L’année 2025 est marquée par une baisse de la production et des ventes de viandes limousines Label Rouge et IGP, de 10 % environ pour le bœuf et de 20 % pour le veau et l’agneau. Ces viandes restent une garantie pour les consommateurs qui voudront soutenir les éleveurs français après la signature de l’accord avec le Mercosur. 

L’association Limousine de la qualité et de l’origine, dite Limousin Promotion, annonce sur l’année 2025 une baisse de production dans toutes les catégories, entraînant une hausse des prix à l’achat. « Cette hausse des prix est bienvenue et même inespérée pour les éleveurs qui obtiennent une meilleure rémunération. La conséquence immédiate de cette hausse des prix sur nos filières est un recul de l’acte d’achat par les distributeurs, et ensuite par les consommateurs », a présenté Jean-Marc Escure, directeur de Limousin Promotion lors d’une conférence de presse le 19 janvier 2025. 

Lire aussi : Le veau sous la mère cherche sa voie  

Le tonnage de viande commercialisé en 2025 sous la certification Bœuf Limousin est de 5602 t  (-9,3 % par rapport à 2024), et celui du segment Limousin Junior de 1640 t (-10,6 %). Pour le Veau du Limousin élevé sous la mère, les ventes ont représenté 1025 t (-20,5 %), et 412 t (-11,6 %) pour le Veau élevé sous la mère. L’Agneau du Limousin termine l’année 2025 avec un volume de 522 t (-21,3 %). Seul le Porc du Limousin maintient son niveau de vente avec 2798 t.

400 points de vente en moins sur l’ensemble des filières Viandes Limousines Label Rouge 

En décembre 2025, les filières limousines Label Rouge comptabilisent un total de 1175 points de vente, contre 1599 en 2024. Deux cent cinquante boucheries artisanales et 150 rayons de GMS se sont désengagés des filières. « Les distributeurs ont fait des choix. Tous n’ont pas fait évoluer suffisamment à la hausse le prix au consommateur. » 

Lire aussi : Dermatose nodulaire contagieuse bovine (DNC) : levée de la zone réglementée en Bourgogne Franche Comté

Pour Jean-Marc Escure, « les bouchers ont l’opportunité de se réapproprier leur métier en faisant de la pédagogie : expliquer pourquoi les prix augmentent, et adapter leurs propositions aux attentes des clients ». Des pièces peut-être plus petites, de nouvelles préparations bouchères crues…  ils doivent adapter la vente au souhait du consommateur et à son budget. 
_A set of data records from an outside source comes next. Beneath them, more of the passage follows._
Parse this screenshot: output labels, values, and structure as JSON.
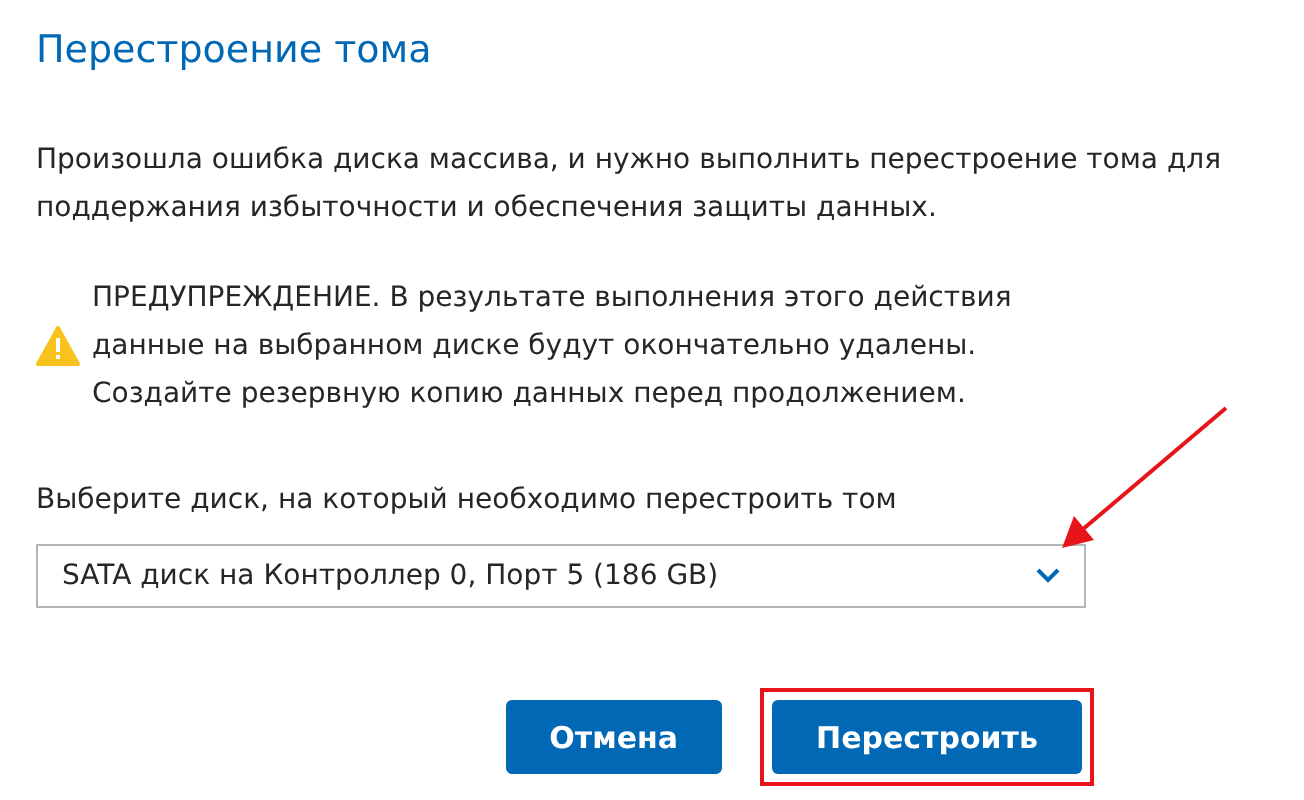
{
  "title": "Перестроение тома",
  "description": "Произошла ошибка диска массива, и нужно выполнить перестроение тома для поддержания избыточности и обеспечения защиты данных.",
  "warning": {
    "lines": [
      "ПРЕДУПРЕЖДЕНИЕ. В результате выполнения этого действия",
      "данные на выбранном диске будут окончательно удалены.",
      "Создайте резервную копию данных перед продолжением."
    ]
  },
  "disk_select": {
    "label": "Выберите диск, на который необходимо перестроить том",
    "value": "SATA диск на Контроллер 0, Порт 5 (186 GB)",
    "annotated": true
  },
  "buttons": [
    {
      "label": "Отмена",
      "highlighted": false
    },
    {
      "label": "Перестроить",
      "highlighted": true
    }
  ]
}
Les bouchers s’adaptent aux attentes et au budget des clients

« Ils pourront faire la différence avec la viande française. Avec la signature de l’accord avec le Mercosur, les clients se demandent comment ils peuvent soutenir les éleveurs en identifiant les viandes françaises. Les filières Label Rouge sont une des réponses ».  Elles apportent une garantie sur toute la chaine de production et la qualité. Les viandes sans garanties voire importées seront « juste un peu moins chères ». La restauration hors domicile est également à la recherche de produits de qualité et des volumes conséquents de bœuf et de veau y trouvent leur débouché selon Limousin Promotion. La vente de steaks hachés Label Rouge se maintient bien, elle aussi.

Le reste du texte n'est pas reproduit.